For T1-weighted images, a bright signal enhancement progressively increased with increasing H[Gd(DOTA)]⊂NPs concentration (Fig. 5a, line 4). Phantom containing H[Gd(DOTA)]⊂NPs appeared to be significantly brighter than the two controls (lines 1 and 2). For T2-weighted images, with same concentration conditions, decreasing signal intensity was observed with increase of H[Gd(DOTA)]⊂NPs concentration (Fig. 5b).
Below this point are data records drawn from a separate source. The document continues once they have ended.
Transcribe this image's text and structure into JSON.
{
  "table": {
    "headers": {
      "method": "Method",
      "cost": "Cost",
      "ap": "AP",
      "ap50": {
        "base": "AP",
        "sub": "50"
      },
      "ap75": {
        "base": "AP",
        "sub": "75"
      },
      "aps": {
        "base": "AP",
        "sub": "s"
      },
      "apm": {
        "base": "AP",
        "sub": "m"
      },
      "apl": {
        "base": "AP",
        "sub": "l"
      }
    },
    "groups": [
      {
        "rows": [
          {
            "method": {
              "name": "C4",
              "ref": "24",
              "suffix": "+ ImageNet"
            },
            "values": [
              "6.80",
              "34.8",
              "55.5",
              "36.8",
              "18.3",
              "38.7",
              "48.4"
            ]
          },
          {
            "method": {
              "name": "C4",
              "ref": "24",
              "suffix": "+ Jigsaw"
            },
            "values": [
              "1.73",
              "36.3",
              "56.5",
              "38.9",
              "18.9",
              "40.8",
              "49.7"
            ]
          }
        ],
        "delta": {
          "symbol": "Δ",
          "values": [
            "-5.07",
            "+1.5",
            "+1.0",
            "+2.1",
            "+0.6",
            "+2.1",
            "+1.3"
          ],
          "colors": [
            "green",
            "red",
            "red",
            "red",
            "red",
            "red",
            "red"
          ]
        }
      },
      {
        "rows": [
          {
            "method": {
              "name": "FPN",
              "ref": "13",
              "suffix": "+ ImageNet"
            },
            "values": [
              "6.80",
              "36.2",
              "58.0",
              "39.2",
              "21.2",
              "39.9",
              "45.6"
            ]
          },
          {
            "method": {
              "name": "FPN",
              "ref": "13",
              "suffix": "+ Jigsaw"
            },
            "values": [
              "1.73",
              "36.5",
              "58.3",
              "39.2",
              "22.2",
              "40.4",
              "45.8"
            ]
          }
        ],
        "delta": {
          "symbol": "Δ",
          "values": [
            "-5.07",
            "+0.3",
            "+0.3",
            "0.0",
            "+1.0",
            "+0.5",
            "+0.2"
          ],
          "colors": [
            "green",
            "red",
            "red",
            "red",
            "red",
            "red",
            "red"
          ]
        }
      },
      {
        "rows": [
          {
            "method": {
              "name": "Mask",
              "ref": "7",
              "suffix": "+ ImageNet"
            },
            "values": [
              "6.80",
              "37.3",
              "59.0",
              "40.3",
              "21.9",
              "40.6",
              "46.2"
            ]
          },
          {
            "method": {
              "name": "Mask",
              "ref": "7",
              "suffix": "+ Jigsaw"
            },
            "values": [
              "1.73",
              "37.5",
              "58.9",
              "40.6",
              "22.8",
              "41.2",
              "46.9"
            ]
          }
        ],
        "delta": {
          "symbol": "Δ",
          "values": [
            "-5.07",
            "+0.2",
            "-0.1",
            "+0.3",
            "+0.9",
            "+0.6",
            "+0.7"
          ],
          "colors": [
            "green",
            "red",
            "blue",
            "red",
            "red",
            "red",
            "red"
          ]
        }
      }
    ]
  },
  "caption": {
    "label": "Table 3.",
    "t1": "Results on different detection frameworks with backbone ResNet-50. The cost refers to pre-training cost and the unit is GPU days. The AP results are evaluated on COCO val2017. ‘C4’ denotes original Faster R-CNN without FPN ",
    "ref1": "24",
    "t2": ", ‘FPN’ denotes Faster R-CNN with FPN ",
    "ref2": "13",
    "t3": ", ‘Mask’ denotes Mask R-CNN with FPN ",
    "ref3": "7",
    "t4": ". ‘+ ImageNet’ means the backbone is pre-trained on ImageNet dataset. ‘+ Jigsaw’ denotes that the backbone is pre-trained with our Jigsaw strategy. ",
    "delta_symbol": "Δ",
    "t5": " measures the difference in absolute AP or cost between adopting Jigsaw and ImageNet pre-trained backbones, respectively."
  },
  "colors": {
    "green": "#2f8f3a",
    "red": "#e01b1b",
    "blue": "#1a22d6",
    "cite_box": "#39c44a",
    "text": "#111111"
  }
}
To check if these contrast enhancements were correlated to the encapsulation of H[Gd(DOTA)] inside hydrogels, a third control constituted of unloaded NPs (hydrogel without incorporation of GdCA), incubated with increasing identical amounts of H[Gd(DOTA)] was also recorded (line 3). Comparison of lines 4 and 3 demonstrated without any doubt that important contrast enhancements were truly and solely inherent to H[Gd(DOTA)] sequestrated into NPs. These images corroborated therefore relaxation rate results and demonstrated that a good contrast could be obtained with lesser amounts of GdCA. Furthermore, they highlighted the dual properties of the designed NPs since contrast enhancement was observed in both T1 and T2 imaging modes.
4 Conclusion
In this paper, encapsulation of marketed MRI GdCAs inside polymeric NPs was carried out through three different protocols for which requirements were similar and based on the sole use of biocompatible materials all along the processes. The two first protocols exploited double-emulsion–solvent diffusion procedures (W/O/W and W/O/O) and PLGA as the polymer matrix. With these techniques, all attempts to reach both high GdCA loadings and acceptable NP production yields failed, whatever the GdCA. These disappointing results prompted us to develop an alternative protocol based on ionotropic gelation. This protocol led to the formation of supramolecular hydrogels in an easy-to-run manner. Biopolymers namely chitosan and hyaluronic acid were used as polymer matrices. Best GdCA incorporation results inside these hydrogels were obtained with H[Gd(DOTA)]. Satisfying NP production yields were reached along with high Gd-loadings. These high loadings were correlated with the existence of efficient electrostatic interactions between the polymer matrix and the entrapped chelates. Relaxivity measurements and MR images clearly demonstrated that gadolinium-loaded nanoparticles (H[Gd(DOTA)]⊂NPs) exhibited a very efficient ability to enhance T1 and T2 – weighted MR images. This might have been related to the occurrence of high concentrations of entrapped GdCAs in a highly hydrated pocket. Therefore, biomaterial-based supramolecular hydrogels turned the clinical widely used GdDOTA into a powerful T1 and T2 dual-mode contrast agent. As the complex release from the NPs is very slow, it can be earnestly hypothesized that the NP efficiency concerning the contrast enhancement will last in vivo conditions. As a result, these nano-objects represent a noteworthy potential to increase the accuracy of MR imaging for the diagnosis of pathological areas.
Acknowledgements
L. Wortham (URCA, LRN) is thanked for her help in TEM-EDXS. T. Courant thanks the Region Champagne-Ardenne for his doctoral fellowship. V. G. Roullin, F. Chuburu, C. Cadiou, M. C. Andry and M. Molinari thank the Region Champagne-Ardenne and the EU-program FEDER for their financial support (Project NanoBio, Nano’Mat Platform). S. Laurent, L. Vander Elst and R.N. Muller thank the ARC (research contract 00/05-258, 05/10-335 and AUWB-2010—10/15-UMONS-5), the FNRS, ENCITE program, the COST actions (TD1004 and CD1006), the European Network of Excellence EMIL (European Molecular Imaging Laboratories) program LSCH-2004-503569 and the Center for Microscopy and Molecular Imaging (CMMI, supported by the European Regional Development Fund and the Walloon Region) for their support.
1 For NMRD profile of H[Gd(DOTA)]⊂NPs see ref [10]. Briefly, a maximum in relaxivity between 25 and 30 MHz was determined for H[Gd(DOTA)]⊂NPs.